Die Zeit der langen Abende nutze ich für einen Ausflug an die Ostseeküste. Und – was soll ich sagen? Ich bin begeistert. Die urige Kraft, die Ruhe, die Naturnähe dieser Küste beeindruckt, nein: begeistert mich.
Ich wandere über von Gletschern glatt geschliffene Gneisfelsen, die mit zu den ältesten Gesteinen der Welt gehören, sind sie doch im Rahmen der kaledonischen Gebirgsbildung entstanden. Im Vergleich dazu sind die Alpen, die Anden und auch der Himalaya „Gebirgs-Babies“.
Sehr cool finde ich auch die Vegetation hier an der Küste. Du findest hier auf engstem Raum verschiedenste Sporenpflanzen wie Farne, Moose, Schachtelhalme und auch Pilze. Das Ganze ist dann durchsetzt von Heidekraut welches hier im Norden deutlich kleiner ausfällt, als weiter südlich, ganz zu schweigen von der Baumheide, die wir von Kanaren her als bis zu 5 Meter hohe Vegetationszone finden. Jetzt aber genug der botanischen Leckerbissen.
Der Gesamteindruck ist für alle von euch auch ohne botanische Vorkenntnisse klar und deutlich: Natur, soweit das Auge reicht. Und das ist gut so.
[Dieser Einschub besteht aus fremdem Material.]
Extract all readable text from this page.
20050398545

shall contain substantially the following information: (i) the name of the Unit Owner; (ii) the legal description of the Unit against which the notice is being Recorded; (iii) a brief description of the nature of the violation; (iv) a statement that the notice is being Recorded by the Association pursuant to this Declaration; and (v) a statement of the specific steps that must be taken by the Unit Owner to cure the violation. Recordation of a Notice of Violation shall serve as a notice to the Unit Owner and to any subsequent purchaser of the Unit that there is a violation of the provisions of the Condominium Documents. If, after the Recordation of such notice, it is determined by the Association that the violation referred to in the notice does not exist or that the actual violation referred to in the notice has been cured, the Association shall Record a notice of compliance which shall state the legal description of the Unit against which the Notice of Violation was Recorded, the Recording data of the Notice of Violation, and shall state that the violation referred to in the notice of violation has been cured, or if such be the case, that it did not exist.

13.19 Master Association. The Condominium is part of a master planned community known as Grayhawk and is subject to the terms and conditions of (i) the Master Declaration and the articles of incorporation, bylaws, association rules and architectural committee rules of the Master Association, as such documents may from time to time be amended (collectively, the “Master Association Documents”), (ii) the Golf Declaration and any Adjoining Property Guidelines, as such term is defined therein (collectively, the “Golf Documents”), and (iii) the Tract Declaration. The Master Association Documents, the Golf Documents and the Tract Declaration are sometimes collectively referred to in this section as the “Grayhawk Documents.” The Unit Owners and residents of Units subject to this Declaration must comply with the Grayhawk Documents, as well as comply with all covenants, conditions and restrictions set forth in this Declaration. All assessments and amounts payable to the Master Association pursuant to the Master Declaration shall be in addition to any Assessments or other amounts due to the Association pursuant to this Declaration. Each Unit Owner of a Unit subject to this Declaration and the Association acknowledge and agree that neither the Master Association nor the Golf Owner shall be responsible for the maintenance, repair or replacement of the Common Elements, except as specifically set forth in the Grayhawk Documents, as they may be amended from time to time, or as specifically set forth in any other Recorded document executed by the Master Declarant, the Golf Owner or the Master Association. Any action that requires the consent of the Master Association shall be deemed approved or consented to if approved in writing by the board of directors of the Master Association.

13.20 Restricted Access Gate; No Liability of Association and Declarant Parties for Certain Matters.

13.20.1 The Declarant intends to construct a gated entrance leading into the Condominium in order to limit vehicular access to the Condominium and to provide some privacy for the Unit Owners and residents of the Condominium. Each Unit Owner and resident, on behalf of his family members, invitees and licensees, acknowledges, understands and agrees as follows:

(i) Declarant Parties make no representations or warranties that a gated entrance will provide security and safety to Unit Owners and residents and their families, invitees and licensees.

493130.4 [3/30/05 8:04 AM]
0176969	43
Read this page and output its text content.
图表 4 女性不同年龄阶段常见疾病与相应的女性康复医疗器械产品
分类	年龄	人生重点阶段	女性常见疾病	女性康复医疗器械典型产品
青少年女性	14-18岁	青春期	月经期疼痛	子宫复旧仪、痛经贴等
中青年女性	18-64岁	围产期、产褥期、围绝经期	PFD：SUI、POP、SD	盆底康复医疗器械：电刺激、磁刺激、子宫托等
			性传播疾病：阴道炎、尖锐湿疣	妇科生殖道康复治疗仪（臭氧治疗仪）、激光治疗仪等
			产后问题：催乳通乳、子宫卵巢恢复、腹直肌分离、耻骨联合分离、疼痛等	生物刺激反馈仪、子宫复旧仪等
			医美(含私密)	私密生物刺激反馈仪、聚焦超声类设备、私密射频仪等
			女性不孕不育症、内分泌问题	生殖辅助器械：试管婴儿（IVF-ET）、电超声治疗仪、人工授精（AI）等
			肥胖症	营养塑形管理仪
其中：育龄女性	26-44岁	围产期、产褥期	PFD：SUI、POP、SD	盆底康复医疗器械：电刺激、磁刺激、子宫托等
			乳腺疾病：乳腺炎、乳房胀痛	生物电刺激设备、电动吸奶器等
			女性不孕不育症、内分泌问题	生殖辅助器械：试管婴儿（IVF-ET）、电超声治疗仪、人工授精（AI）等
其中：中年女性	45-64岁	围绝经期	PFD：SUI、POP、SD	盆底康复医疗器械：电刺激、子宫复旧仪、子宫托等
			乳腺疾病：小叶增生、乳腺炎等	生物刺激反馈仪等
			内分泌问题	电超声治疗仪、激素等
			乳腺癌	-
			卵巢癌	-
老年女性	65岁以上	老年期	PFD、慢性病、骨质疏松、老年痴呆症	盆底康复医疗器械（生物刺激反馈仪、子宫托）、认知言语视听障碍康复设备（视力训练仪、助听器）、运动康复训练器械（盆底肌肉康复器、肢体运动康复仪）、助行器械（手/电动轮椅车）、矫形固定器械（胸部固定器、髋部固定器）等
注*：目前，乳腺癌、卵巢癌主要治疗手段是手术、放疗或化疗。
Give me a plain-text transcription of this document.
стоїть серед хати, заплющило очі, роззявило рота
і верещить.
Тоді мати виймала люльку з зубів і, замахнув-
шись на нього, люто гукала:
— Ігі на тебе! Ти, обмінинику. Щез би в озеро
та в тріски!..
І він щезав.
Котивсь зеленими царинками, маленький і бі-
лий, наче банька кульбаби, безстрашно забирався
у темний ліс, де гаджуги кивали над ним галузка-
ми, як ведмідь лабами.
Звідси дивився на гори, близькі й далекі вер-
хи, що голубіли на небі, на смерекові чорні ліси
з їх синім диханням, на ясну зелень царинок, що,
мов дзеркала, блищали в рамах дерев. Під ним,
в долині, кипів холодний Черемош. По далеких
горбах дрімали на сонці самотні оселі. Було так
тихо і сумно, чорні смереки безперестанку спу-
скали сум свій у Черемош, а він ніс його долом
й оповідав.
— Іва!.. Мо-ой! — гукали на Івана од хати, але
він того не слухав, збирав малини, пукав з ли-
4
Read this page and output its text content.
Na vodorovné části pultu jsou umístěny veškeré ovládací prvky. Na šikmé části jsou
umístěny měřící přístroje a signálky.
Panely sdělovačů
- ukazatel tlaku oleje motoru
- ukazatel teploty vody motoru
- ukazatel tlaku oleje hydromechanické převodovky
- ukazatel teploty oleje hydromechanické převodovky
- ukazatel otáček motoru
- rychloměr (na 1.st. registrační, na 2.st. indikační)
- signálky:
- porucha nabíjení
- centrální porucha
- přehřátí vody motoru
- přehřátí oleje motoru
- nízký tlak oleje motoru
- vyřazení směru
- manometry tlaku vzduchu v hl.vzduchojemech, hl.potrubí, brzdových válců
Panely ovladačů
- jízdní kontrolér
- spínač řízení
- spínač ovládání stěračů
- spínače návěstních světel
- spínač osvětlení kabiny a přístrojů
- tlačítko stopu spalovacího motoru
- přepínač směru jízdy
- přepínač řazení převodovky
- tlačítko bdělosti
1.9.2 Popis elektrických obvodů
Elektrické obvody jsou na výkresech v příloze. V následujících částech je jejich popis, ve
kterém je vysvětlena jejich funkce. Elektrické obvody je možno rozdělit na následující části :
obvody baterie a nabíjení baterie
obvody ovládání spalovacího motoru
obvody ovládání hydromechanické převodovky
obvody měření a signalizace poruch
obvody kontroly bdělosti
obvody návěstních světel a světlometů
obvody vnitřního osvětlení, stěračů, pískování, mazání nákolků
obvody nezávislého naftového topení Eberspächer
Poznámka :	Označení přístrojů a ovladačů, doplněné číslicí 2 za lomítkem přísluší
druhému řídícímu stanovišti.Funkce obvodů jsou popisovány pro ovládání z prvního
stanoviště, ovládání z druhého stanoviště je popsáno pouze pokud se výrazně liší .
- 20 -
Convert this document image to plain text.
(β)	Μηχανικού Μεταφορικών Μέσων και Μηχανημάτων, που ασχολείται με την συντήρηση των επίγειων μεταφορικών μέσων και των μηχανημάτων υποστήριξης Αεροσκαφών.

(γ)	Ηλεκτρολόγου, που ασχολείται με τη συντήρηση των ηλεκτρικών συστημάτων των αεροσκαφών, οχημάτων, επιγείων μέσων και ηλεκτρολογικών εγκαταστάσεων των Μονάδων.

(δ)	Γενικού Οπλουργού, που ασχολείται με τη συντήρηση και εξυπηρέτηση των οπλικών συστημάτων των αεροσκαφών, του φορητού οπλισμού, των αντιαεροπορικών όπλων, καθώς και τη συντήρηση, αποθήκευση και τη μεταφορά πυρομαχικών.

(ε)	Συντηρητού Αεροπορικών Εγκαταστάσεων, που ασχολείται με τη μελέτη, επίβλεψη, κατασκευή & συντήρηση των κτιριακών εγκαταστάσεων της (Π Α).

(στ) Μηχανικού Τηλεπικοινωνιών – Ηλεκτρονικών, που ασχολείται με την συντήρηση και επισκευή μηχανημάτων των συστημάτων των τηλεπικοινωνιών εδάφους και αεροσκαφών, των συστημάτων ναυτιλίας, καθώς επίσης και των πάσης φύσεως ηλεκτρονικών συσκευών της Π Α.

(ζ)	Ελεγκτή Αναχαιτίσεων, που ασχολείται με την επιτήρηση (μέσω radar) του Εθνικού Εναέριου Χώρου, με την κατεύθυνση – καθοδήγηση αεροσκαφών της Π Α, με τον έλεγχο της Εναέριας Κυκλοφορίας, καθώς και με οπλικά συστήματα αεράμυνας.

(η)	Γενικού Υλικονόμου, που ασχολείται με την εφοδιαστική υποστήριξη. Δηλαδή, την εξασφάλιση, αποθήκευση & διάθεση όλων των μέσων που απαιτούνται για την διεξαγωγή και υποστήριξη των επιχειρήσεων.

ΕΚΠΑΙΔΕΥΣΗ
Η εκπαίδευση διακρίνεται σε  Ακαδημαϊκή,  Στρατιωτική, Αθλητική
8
Und – wer kennt nicht die Fernsehserie „Wickie und die starken Männer“ aus den 70-ern? Gerade als ich um einen Felsvorsprung gehe, sticht mir eine vorgelagerte Steinformation ins Auge auf der – leider – keine Robben sitzen. Das wär jetzt zu schön gewesen. Aber auch ohne Robben fühle ich mich plötzlich in die Welt meines Kindheitshelden versetzt. Irgendwie schließen sich gerade der eine oder andere Kreis in meinem Leben. Dafür bin dankbar.